At least until FlashAttention-2 is integrated into PyTorch.

# Appendix

The PyTorch documentation for scaled_dot_product_attention states it’s preferred to use a context manager when setting scaled_dot_product_attention modes. However, as of PyTorch 2.0.1, context managers break Cuda Graphs.

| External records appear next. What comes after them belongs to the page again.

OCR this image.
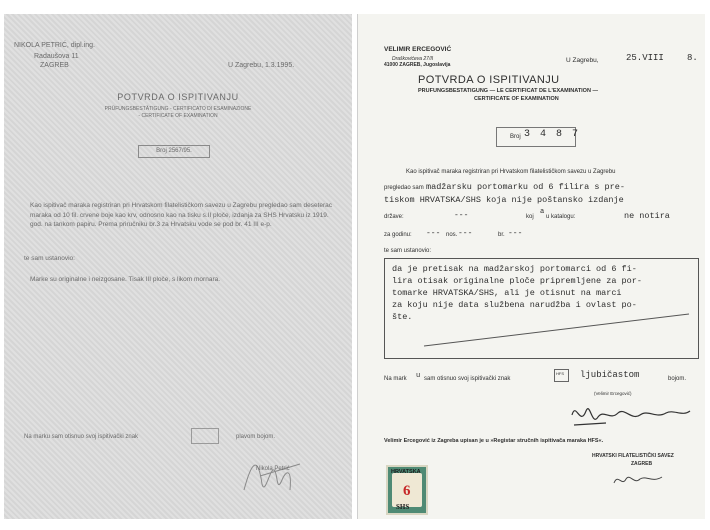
NIKOLA PETRIĆ, dipl.ing.
Radaušova 11
ZAGREB	U Zagrebu, 1.3.1995.
POTVRDA O ISPITIVANJU
PRÜFUNGSBESTÄTIGUNG - CERTIFICATO DI ESAMINAZIONE
- CERTIFICATE OF EXAMINATION
Broj 2567/95.

Kao ispitivač maraka registriran pri Hrvatskom filatelističkom savezu u Zagrebu pregledao sam deseterac maraka od 10 fil. crvene boje kao krv, odnosno kao na tisku s.II ploče, izdanja za SHS Hrvatsku iz 1919. god. na tankom papiru. Prema priručniku br.3 za Hrvatsku vode se pod br. 41 III e-p.

te sam ustanovio:
Marke su originalne i neizgosane. Tisak III ploče, s likom mornara.
Na marku sam otisnuo svoj ispitivački znak	plavom bojom.
Nikola Petrić
VELIMIR ERCEGOVIĆ
Draškovićeva 27/II
41000 ZAGREB, Jugoslavija
U Zagrebu,	25.VIII	8.
POTVRDA O ISPITIVANJU
PRUFUNGSBESTATIGUNG — LE CERTIFICAT DE L'EXAMINATION —
CERTIFICATE OF EXAMINATION
Broj 3 4 8 7
Kao ispitivač maraka registriran pri Hrvatskom filatelističkom savezu u Zagrebu
pregledao sam madžarsku portomarku od 6 filira s pre-
tiskom HRVATSKA/SHS koja nije poštansko izdanje
države:	---	koj
a
u katalogu:	ne notira
za godinu: --- nos. ---	br. ---
te sam ustanovio:
da je pretisak na madžarskoj portomarci od 6 fi-
lira otisak originalne ploče pripremljene za por-
tomarke HRVATSKA/SHS, ali je otisnut na marci
za koju nije data službena narudžba i ovlast po-
šte.
Na mark u sam otisnuo svoj ispitivački znak
HFS ljubičastom	bojom.
(Velimir Ercegović)
Velimir Ercegović iz Zagreba upisan je u »Registar stručnih ispitivača maraka HFS«.
HRVATSKI FILATELISTIČKI SAVEZ
ZAGREB
HRVATSKA
6
SHS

To compile PyTorch’s FlashAttention into a single Cuda Graph one needs ignore the documenation and call enable_flash_sdp outside of a context manager, as shown in this simple CausalAttention implementation below.

class CausalAttention(nn.Module):
    def __init__(self, hidden_size:int, num_heads:int, context_size:int,
                 bias:bool=True, flash:bool=True):
        super().__init__()
        assert hidden_size % num_heads == 0
        self.nh = num_heads

        self.Wqkv = nn.Linear(hidden_size, hidden_size * 3, bias=bias)
        self.Wo = nn.Linear(hidden_size, hidden_size, bias=bias)

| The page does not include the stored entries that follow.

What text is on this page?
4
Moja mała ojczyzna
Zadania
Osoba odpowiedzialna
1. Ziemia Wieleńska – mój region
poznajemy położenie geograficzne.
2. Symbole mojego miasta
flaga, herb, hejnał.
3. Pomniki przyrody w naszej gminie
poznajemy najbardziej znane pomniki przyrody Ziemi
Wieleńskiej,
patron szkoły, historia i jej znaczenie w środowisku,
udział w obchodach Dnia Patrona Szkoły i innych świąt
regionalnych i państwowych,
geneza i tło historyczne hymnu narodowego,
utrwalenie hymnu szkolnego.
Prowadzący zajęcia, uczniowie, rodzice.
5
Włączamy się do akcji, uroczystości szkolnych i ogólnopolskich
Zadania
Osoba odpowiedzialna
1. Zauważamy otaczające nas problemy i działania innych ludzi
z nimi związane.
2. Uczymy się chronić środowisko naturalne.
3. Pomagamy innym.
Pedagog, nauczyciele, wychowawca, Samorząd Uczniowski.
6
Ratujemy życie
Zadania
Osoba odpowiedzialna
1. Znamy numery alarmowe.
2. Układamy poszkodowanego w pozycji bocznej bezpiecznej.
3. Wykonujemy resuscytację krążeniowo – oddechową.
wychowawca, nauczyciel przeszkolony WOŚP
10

        self.flash = flash
        if flash and not torch.backends.cuda.flash_sdp_enabled():
            torch.backends.cuda.enable_flash_sdp(True)

    def forward(self, x: Tensor):
        B, S, C = x.shape

        x = self.Wqkv(x).reshape(B, S, 3, self.nh, C//self.nh)
        q, k, v = x.transpose(3, 1).unbind(dim=2)
        if self.flash:
            x = F.scaled_dot_product_attention(q, k, v, is_causal=True)
        else:
            # alternative attention implementation

        x = x.transpose(1, 2).reshape(B, S, C)
        return self.Wo(x)

# References

  1. Tri Dao, Daniel Y. Fu, Stefano Ermon, Atri Rudra, and Christopher Ré. 2022. FlashAttention: Fast and Memory-Efficient Exact Attention with IO-Awareness. In Advances in Neural Information Processing Systems.
  2. Markus N. Rabe and Charles Staats. 2021. Self-attention Does Not Need O(n^2) Memory. arXiv:2112.05682.
  3. Tri Dao. 2023. FlashAttention-2: Faster Attention with Better Parallelism and Work Partitioning. (2023).
  4. Alec Radford, Karthik Narasimhan, Tim Salimans, and Ilya Sutskever. 2018. Improving language understanding by generative pre-training. (2018). Retrieved from https://openai.com/research/language-unsupervised
  5. Ilya Loshchilov and Frank Hutter. 2019. Decoupled Weight Decay Regularization. arXiv:1711.05101.
  6. Tim Dettmers, Mike Lewis, Sam Shleifer, and Luke Zettlemoyer. 2022. 8-bit Optimizers via Block-wise Quantization. arXiv:2110.02861.
  7. Noam Shazeer. 2019. Fast Transformer Decoding: One Write-Head is All You Need. arXiv:1911.02150.
  8. Joshua Ainslie, James Lee-Thorp, Michiel de Jong, Yury Zemlyanskiy, Federico Lebrón, and Sumit Sanghai. 2023. GQA: Training Generalized Multi-Query Transformer Models from Multi-Head Checkpoints. arXiv:2305.13245.